A friend of mine loves the ocean, she has a big heart for mother nature and she loves sea so much. We share that love together, however my love is not as great as hers and the intensity didn't quite level in. I love the ocean, as far as I can remember, since childhood. I was born in a slum area near the sea, 1982 til 1990s the sea was still clear blue back then. I love to swim, nobody taught me, my uncles just threw me out into the water and I learned to swim because of fear- fear of going down- to the bottom of the sea.
It all started there, I wake up in the morning looking down at the serene sea. It was my garden, my playground and merry go around. I learned boating, diving because the sea provided me those. Until one day we left, i left my playground and it was sudden, my mom decided to move because drugs became rampant in our place. My mom doesn't want us to grow with the environment that it will become, I was 7 years old then. I don't know any other games because we play hide n seek in the water even catch me. We race, sing, and simply swim.
Then my mom died after a year, it was painful- it was almost unbearable. After another year we went back to where we all started, but the place was never the same. It became ruthless and people fear to enter the place..
My beloved sea turned into murky swamp, so sad, my playground is where my grandpa and I loves to swim and it's all gone. I wept for awhile but not for long, I was tired of weeping for things that will never comeback or so i thought.

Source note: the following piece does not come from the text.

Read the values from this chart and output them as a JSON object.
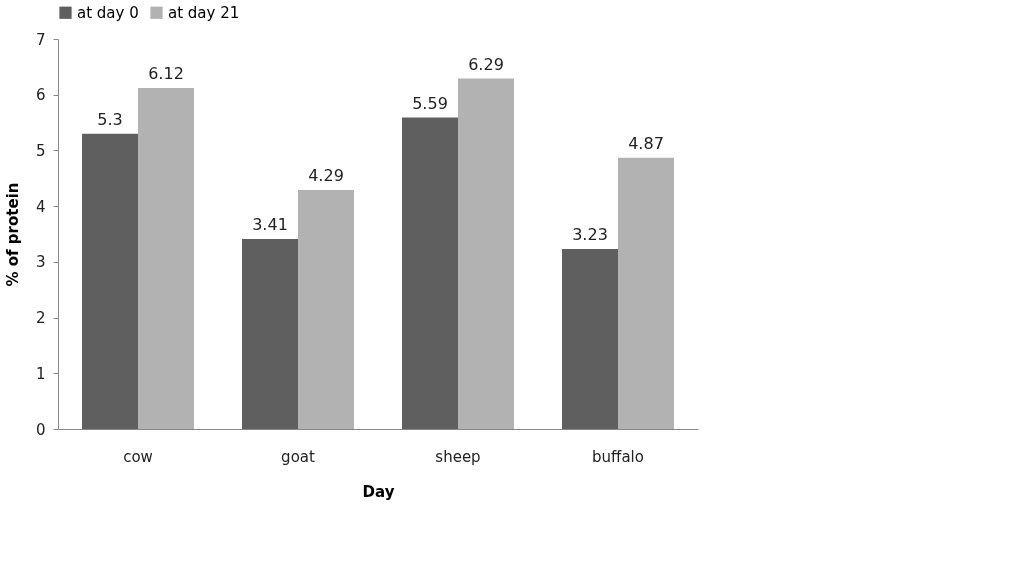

I still go to the ocean once in a while, a far ocean, a commercialized one. I still go to my birthplace but everytime I come to visit my playground I still feel pain in my heart. I can go to other playgrounds and gardens but mine is no longer alive and I know I can't touch it or even smell it. I didn't even realize until now that I didn't care anymore, I feel guilty and pained more.
I know I can no longer save my garden but I still can save others and much greater ones...
I miss the ocean, I miss the coolness it gives me. Its embrace never fails to tell me, 'You belong here".